Thanks! And I am looking forward to your thoughts on US v Robertson argument if you are able to share them. I'm not an expert, but I thought Pan's opinion in Fischer was very strong (with Walker agreeing with nearly all of it).
Great post.
Yet, it seems as a problematic case, because of using prosecutorial prohibited aggregation:
Suppose raping. One person, rapes a woman. Violently. Using threats etc.... You can't indict him for simple assault ( adding it I mean, to raping) Why ? Because the element of physicals assault, is folded withing the rape itself. So, punishment for example, would anyway take to account, the element of physical assault.
So, as well here one may argue:
When dealing with corruption, we don't deal with physical violent. But, intellectual, verbal, manipulative rhetoric or action. Not pure violence. Unless maybe, the violence, was vis a vis the proceedings themselves. But rioters, didn't really aim the proceedings. Really and directly so I mean. But rather, acting like hooligans, head on. Under the sun. Not secretly. Not in a classic manipulative manner or maneuver.
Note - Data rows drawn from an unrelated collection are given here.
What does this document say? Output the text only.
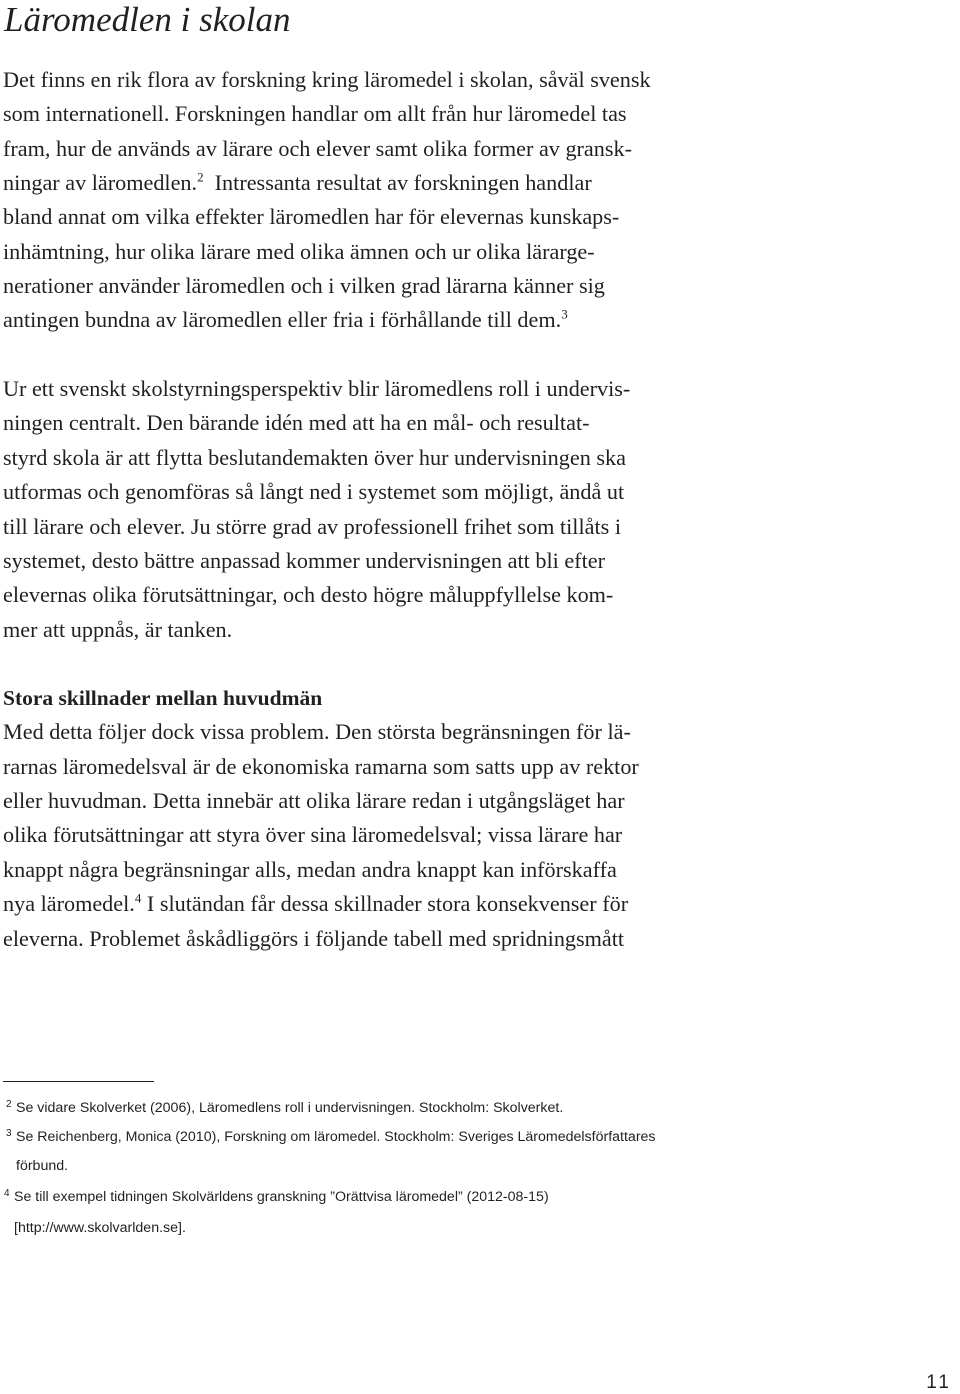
Läromedlen i skolan
Det finns en rik flora av forskning kring läromedel i skolan, såväl svensk
som internationell. Forskningen handlar om allt från hur läromedel tas
fram, hur de används av lärare och elever samt olika former av gransk-
ningar av läromedlen.$^2$ Intressanta resultat av forskningen handlar
bland annat om vilka effekter läromedlen har för elevernas kunskaps-
inhämtning, hur olika lärare med olika ämnen och ur olika lärarge-
nerationer använder läromedlen och i vilken grad lärarna känner sig
antingen bundna av läromedlen eller fria i förhållande till dem.$^3$
Ur ett svenskt skolstyrningsperspektiv blir läromedlens roll i undervis-
ningen centralt. Den bärande idén med att ha en mål- och resultat-
styrd skola är att flytta beslutandemakten över hur undervisningen ska
utformas och genomföras så långt ned i systemet som möjligt, ändå ut
till lärare och elever. Ju större grad av professionell frihet som tillåts i
systemet, desto bättre anpassad kommer undervisningen att bli efter
elevernas olika förutsättningar, och desto högre måluppfyllelse kom-
mer att uppnås, är tanken.
Stora skillnader mellan huvudmän
Med detta följer dock vissa problem. Den största begränsningen för lä-
rarnas läromedelsval är de ekonomiska ramarna som satts upp av rektor
eller huvudman. Detta innebär att olika lärare redan i utgångsläget har
olika förutsättningar att styra över sina läromedelsval; vissa lärare har
knappt några begränsningar alls, medan andra knappt kan införskaffa
nya läromedel.$^4$ I slutändan får dessa skillnader stora konsekvenser för
eleverna. Problemet åskådliggörs i följande tabell med spridningsmått
2 Se vidare Skolverket (2006), Läromedlens roll i undervisningen. Stockholm: Skolverket.
3 Se Reichenberg, Monica (2010), Forskning om läromedel. Stockholm: Sveriges Läromedelsförfattares
förbund.
4 Se till exempel tidningen Skolvärldens granskning ”Orättvisa läromedel” (2012-08-15)
[http://www.skolvarlden.se].
11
And indeed, the section, deals with records. evidences, or influencing etc.... But not such level of violence, openly, and far from touching or being able of touching directly the proceeding at issue (as such, they couldn't have the intent even. Because of simple knowledge, that it wouldn't work).
So, yes, not squarely touching the definition of corruption, but, yes, it should be situated here, front and center. Otherwise, it looks like prosecutorial prohibited aggregation with all due respect.